Scottish agricultural scientist (1894–1971)

Sir Robert Rae, CB (9 June 1894 – 10 December 1971) was a Scottish agricultural scientist.

== Early life ==
Robert Rae was born on 9 June 1894, the son of the Rev. Robert Rae and Kate, née Wilson. Rae was educated at the University of Edinburgh and then the Edinburgh and East of Scotland College of Agriculture.

== Career ==
Rae initially served in the Scottish Horse in the First World War, but from 1917 he was transferred to the 21st Lancers. On demobilisation, he took up a lectureship at the East Anglian Institute of Agriculture in 1920, but within a year he had moved to the Hertfordshire Institute of Agriculture to be its Vice-Principal. From 1925 to 1933, he was simultaneously employed at The Queen's University, Belfast (as a lecturer and from 1932 as Professor of Crop and Animal Husbandry), and at Northern Ireland's Ministry of Agriculture as Head of Crop and Animal Husbandry Research.
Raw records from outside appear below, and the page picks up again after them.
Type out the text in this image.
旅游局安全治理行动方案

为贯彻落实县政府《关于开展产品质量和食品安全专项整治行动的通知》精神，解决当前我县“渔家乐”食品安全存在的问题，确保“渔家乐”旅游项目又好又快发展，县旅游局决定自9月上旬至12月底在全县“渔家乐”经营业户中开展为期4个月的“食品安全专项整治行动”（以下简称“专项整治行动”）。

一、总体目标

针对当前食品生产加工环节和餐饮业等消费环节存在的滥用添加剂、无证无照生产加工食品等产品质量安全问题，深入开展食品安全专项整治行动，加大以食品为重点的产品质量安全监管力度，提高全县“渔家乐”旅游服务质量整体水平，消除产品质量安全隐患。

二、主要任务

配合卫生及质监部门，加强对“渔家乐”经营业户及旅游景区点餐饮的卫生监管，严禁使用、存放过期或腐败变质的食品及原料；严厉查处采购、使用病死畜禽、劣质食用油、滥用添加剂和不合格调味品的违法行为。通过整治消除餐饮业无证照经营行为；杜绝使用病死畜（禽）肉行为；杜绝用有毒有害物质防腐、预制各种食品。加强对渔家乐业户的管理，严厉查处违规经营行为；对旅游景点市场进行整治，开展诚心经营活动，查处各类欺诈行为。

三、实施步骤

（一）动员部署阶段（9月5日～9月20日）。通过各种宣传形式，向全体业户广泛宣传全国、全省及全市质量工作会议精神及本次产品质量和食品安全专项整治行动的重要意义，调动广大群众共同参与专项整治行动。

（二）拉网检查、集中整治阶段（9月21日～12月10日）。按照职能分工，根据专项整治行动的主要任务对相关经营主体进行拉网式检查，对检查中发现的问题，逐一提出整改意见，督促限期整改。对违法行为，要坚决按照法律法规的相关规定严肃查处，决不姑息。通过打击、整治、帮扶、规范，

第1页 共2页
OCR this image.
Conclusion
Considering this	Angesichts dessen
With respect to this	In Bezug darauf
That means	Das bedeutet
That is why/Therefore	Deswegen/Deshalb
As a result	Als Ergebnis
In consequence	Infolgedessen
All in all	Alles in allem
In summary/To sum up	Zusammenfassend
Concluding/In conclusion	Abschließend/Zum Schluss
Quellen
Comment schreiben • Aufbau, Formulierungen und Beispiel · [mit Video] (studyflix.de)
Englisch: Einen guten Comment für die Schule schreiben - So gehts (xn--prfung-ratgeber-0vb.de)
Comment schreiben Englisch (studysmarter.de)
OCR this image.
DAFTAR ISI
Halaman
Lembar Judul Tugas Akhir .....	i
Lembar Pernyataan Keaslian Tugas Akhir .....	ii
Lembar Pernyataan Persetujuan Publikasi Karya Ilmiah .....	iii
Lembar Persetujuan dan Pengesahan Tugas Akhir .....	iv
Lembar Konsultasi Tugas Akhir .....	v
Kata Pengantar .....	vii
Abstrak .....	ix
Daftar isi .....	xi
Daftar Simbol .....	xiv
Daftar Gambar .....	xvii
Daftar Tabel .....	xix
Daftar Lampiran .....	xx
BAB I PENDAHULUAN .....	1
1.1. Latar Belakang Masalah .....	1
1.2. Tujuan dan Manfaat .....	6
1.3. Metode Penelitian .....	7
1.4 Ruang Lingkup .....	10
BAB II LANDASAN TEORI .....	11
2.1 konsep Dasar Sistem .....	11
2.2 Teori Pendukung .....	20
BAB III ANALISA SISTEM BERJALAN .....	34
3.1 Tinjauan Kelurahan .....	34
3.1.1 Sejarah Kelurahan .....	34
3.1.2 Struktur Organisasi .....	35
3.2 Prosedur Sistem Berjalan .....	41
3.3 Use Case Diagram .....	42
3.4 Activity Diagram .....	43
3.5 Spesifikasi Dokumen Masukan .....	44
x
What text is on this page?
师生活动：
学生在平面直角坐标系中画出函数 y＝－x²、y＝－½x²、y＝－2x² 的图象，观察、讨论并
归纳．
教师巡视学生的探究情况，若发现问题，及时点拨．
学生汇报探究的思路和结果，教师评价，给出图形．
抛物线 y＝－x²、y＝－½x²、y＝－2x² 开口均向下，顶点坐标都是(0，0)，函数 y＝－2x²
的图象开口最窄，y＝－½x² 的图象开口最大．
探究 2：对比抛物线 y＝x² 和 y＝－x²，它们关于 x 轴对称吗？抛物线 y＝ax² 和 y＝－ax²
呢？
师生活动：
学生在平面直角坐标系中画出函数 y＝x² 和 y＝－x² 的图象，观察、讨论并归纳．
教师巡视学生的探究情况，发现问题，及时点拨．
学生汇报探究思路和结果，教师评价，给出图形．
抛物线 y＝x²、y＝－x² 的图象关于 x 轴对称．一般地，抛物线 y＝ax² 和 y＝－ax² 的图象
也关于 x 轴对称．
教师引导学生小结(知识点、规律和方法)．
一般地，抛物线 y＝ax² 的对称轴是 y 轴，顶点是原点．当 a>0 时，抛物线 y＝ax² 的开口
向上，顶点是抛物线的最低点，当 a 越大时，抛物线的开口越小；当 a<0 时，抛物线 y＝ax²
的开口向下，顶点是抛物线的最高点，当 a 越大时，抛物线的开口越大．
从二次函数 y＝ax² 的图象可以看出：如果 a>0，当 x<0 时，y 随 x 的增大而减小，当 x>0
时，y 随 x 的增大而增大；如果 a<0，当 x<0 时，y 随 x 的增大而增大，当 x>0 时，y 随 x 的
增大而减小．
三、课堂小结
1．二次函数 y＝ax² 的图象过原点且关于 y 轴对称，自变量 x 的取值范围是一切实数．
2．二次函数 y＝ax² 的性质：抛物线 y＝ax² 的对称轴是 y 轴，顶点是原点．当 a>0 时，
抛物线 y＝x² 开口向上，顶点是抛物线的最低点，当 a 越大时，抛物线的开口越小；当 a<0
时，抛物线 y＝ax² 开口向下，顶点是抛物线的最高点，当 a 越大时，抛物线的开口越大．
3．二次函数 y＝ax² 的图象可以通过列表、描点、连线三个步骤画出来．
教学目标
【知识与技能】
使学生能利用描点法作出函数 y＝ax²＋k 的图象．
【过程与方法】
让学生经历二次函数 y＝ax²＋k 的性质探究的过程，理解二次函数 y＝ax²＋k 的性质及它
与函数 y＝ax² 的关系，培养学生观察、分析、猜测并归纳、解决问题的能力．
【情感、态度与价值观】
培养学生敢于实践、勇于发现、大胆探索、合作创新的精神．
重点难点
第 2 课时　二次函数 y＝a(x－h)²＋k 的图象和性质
He was Professor of Agriculture at the University of Reading from 1933 to 1944, when he became agricultural attaché to the British Embassy in Washington, DC. In 1946, he was appointed Under-Secretary at the Ministry of Agriculture, Fisheries and Food and then, from 1948 to 1959, he was Director of the National Agricultural Advisory Service.

Rae was appointed a Companion of the Order of the Bath in 1952 and a Knight Bachelor six years later. He died on 10 December 1971 at the Isle of Man, aged 77; his widow, Constance Alma, daughter of George King, had died in 1965 and they had no children.